Correct me if I'm wrong, but isn't that 'recovery' going in the wrong direction?
Moreover, these poor results are despite Obama's $787,000,000,000 "stimulus" — a remarkable explosion of deficit spending at the expense of future generations of Americans, who will have to pay that money back.
If all of this weren't bad enough, the Obama recovery has also been a dismal failure in terms of employment.
According to the BLS, the employment-population ratio — the percentage of Americans who are employed — was 59.4% during the last month of the recession (June 2009). That figure has now actually dropped to 58.4%. Three years into the "recovery," a lower percentage of Americans are employed than during the recession.
In marked contrast, in the last four pre-Obama recoveries from recessions spanning at least 11 months, the average improvement in the employment-population ratio over the same span of time was 2.6 points — a swing of 3.6 points from Obama's tally of minus 1.0%.

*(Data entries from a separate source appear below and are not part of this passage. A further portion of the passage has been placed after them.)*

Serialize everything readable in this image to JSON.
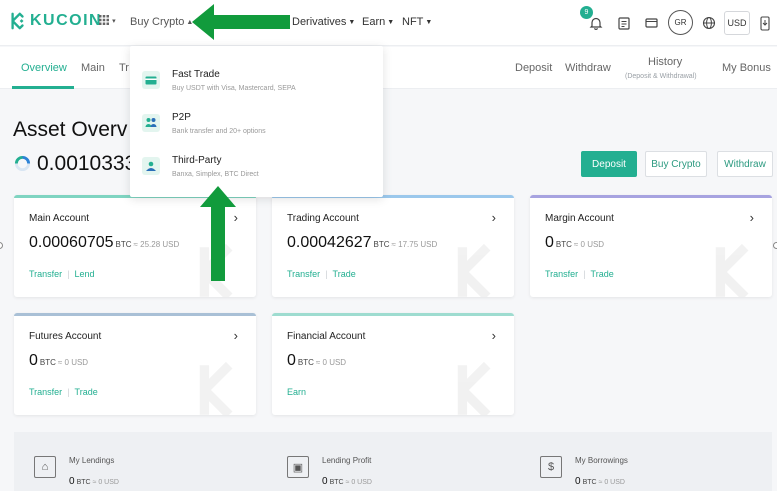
{
  "brand": {
    "name": "KUCOIN",
    "color": "#23af91"
  },
  "nav": {
    "buy_crypto": "Buy Crypto",
    "derivatives": "Derivatives",
    "earn": "Earn",
    "nft": "NFT",
    "notification_count": "9",
    "avatar_initials": "GR",
    "currency": "USD",
    "icons": [
      "apps-grid-icon",
      "bell-icon",
      "orders-icon",
      "wallet-icon",
      "globe-icon",
      "download-app-icon"
    ]
  },
  "subnav": {
    "tabs": [
      "Overview",
      "Main",
      "Tr"
    ],
    "active_tab": "Overview",
    "right": {
      "deposit": "Deposit",
      "withdraw": "Withdraw",
      "history": "History",
      "history_sub": "(Deposit & Withdrawal)",
      "my_bonus": "My Bonus"
    }
  },
  "overview": {
    "title": "Asset Overv",
    "total": "0.0010333",
    "deposit_btn": "Deposit",
    "buy_btn": "Buy Crypto",
    "withdraw_btn": "Withdraw"
  },
  "accounts": [
    {
      "title": "Main Account",
      "value": "0.00060705",
      "unit": "BTC",
      "approx": "≈ 25.28 USD",
      "links": [
        "Transfer",
        "Lend"
      ],
      "accent": "#7fd4c1"
    },
    {
      "title": "Trading Account",
      "value": "0.00042627",
      "unit": "BTC",
      "approx": "≈ 17.75 USD",
      "links": [
        "Transfer",
        "Trade"
      ],
      "accent": "#9bc8ec"
    },
    {
      "title": "Margin Account",
      "value": "0",
      "unit": "BTC",
      "approx": "≈ 0 USD",
      "links": [
        "Transfer",
        "Trade"
      ],
      "accent": "#a7a3e0"
    },
    {
      "title": "Futures Account",
      "value": "0",
      "unit": "BTC",
      "approx": "≈ 0 USD",
      "links": [
        "Transfer",
        "Trade"
      ],
      "accent": "#a9c0d6"
    },
    {
      "title": "Financial Account",
      "value": "0",
      "unit": "BTC",
      "approx": "≈ 0 USD",
      "links": [
        "Earn"
      ],
      "accent": "#9edcd0"
    }
  ],
  "lending": [
    {
      "label": "My Lendings",
      "value": "0",
      "unit": "BTC",
      "approx": "≈ 0 USD",
      "icon": "house-icon"
    },
    {
      "label": "Lending Profit",
      "value": "0",
      "unit": "BTC",
      "approx": "≈ 0 USD",
      "icon": "gift-icon"
    },
    {
      "label": "My Borrowings",
      "value": "0",
      "unit": "BTC",
      "approx": "≈ 0 USD",
      "icon": "money-bag-icon"
    }
  ],
  "dropdown": [
    {
      "title": "Fast Trade",
      "desc": "Buy USDT with Visa, Mastercard, SEPA",
      "icon": "card-icon"
    },
    {
      "title": "P2P",
      "desc": "Bank transfer and 20+ options",
      "icon": "p2p-icon"
    },
    {
      "title": "Third-Party",
      "desc": "Banxa, Simplex, BTC Direct",
      "icon": "third-party-icon"
    }
  ],
  "annotation_color": "#119b3c"
}
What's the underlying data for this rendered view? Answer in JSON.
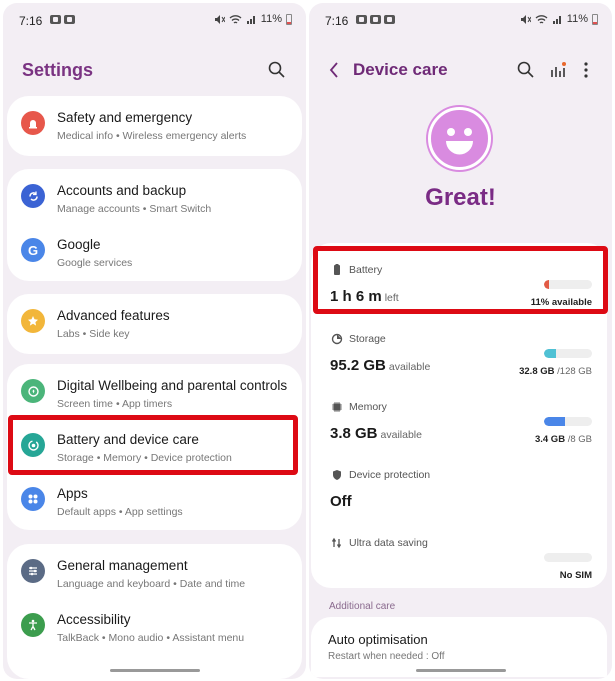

If 3.6% more Americans were employed today, that would amount to more than 10 million people.
So what's the bottom line?
For the better part of four years, Obama has spearheaded unprecedented levels of government spending, regulation, and control over Americans' lives. He has championed Obama-Care, unleashed the Environmental Protection Agency, promoted crony capitalism and adopted policies decidedly at odds with Main Street.
The experiment has been tried, the evidence is in and the verdict is clear: This is by far the worst economic recovery in the past 6-1/2 decades.
And that is something Obama can't blame on anyone else.